There still seems to be a huge gap in the differences between browswers these days. When I was making pages for my employer in 2005 a lot of my time was dedicated to making sure a single web page looked the same in different browsers. Nothing has changed that. In fact, now there is even more problems with Google’s release of Crome, the latest edition to the “browser wars”.
I had the Hepburn Home Page built fresh this spring with a generic CSS template that I got from www.free-css.com called “manuscript” ( you can search by name on the site). It looked great – in Firefox. I never checked IE, since it’s been a while since “cross-browser compatibility” was a concern for me. I’ve offered to help some businesses with their web sites and even offered my site for viewing. Well, the Hepburn Home Page was a train wreck in IE! So, I quickly shut it down and put up a temporary site ( with the same content). I am now thinking I should just stick with a pre-tagged template instead of some generic template site.

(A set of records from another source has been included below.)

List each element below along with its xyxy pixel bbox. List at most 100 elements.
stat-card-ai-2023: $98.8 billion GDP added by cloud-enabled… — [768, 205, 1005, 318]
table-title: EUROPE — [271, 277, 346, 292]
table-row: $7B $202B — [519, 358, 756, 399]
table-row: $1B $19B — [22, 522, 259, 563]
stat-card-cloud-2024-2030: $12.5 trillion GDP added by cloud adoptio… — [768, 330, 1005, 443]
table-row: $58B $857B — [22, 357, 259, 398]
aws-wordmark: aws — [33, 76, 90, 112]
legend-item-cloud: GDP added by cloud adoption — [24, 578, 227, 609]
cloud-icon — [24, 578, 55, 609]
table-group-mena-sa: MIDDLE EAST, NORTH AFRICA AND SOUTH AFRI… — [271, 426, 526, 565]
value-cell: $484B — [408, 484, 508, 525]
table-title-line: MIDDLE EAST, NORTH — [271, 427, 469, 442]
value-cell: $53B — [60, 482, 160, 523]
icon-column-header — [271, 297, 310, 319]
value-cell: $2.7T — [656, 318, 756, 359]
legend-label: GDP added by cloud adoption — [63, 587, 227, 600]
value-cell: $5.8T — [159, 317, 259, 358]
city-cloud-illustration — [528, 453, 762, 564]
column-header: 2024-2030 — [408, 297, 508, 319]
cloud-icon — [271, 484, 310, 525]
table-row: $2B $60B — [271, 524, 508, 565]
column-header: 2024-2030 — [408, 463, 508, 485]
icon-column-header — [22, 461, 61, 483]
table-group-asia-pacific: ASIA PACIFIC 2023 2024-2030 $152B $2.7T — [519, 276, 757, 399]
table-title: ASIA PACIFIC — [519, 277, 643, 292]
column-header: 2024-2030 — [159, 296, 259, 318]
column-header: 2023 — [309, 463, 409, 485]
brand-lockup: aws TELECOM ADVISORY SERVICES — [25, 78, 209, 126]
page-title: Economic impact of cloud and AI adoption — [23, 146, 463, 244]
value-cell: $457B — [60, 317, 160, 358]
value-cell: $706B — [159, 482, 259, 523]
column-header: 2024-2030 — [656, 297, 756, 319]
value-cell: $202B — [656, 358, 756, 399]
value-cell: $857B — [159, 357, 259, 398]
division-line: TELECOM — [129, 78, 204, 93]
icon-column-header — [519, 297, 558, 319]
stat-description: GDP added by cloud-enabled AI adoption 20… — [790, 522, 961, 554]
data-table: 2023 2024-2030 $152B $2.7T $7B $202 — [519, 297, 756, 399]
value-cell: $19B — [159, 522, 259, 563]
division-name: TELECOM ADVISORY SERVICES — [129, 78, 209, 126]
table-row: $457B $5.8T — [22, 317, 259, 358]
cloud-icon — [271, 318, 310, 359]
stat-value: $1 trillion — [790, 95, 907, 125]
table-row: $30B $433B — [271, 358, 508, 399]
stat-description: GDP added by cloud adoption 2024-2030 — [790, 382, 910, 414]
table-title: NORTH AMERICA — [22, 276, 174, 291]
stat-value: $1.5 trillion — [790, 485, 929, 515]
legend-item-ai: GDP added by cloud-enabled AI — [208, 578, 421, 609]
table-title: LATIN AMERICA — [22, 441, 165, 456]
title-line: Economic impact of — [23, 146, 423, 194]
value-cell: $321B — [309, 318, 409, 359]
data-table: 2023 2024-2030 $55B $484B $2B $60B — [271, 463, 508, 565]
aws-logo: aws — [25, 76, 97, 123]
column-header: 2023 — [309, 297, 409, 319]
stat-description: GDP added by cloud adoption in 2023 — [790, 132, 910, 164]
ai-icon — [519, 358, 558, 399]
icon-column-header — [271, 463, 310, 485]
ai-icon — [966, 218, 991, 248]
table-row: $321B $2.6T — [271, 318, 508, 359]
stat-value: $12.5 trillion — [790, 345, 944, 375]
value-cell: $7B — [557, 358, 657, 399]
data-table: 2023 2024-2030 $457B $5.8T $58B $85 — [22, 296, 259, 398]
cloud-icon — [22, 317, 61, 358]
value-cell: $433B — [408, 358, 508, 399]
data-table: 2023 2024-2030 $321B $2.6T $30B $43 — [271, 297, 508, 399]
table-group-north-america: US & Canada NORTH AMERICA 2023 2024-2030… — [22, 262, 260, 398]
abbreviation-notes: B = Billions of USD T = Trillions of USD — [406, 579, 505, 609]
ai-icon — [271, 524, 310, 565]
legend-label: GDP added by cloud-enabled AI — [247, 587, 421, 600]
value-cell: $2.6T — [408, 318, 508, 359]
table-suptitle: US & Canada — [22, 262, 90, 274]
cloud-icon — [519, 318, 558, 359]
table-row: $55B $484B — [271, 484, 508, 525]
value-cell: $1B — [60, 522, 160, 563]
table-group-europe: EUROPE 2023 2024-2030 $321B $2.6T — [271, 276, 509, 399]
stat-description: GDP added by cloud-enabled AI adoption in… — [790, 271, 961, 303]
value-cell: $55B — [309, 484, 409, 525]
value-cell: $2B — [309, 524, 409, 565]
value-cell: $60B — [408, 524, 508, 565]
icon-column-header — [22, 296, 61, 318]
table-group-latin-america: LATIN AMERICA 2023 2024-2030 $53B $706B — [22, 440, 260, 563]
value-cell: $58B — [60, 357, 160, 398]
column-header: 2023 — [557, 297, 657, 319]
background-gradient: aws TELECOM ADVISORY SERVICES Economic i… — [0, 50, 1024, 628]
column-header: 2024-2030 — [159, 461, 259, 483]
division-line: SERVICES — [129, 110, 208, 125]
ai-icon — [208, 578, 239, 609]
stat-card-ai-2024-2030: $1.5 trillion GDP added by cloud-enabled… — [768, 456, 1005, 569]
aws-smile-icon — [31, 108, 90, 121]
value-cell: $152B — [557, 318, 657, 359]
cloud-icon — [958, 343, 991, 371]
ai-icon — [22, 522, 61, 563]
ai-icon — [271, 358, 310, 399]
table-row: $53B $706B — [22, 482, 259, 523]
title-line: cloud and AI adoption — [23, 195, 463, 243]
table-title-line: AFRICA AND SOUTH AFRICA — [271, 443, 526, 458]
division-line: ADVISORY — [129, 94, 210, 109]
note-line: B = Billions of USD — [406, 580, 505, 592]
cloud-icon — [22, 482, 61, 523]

What I mean by pre-tagged is this: Every blog hosting site has templates that you can choose for your web log. I am most familiar with Google’s Blogger hosting service. Users are allowed to customize their site template which requires learning the custom tags and inserting them to the template where you want them. Bloggers help pages are great, but you still have to d.i.y. I the coding, but for every hour spent customizing code, one less hour is spent on writing good content.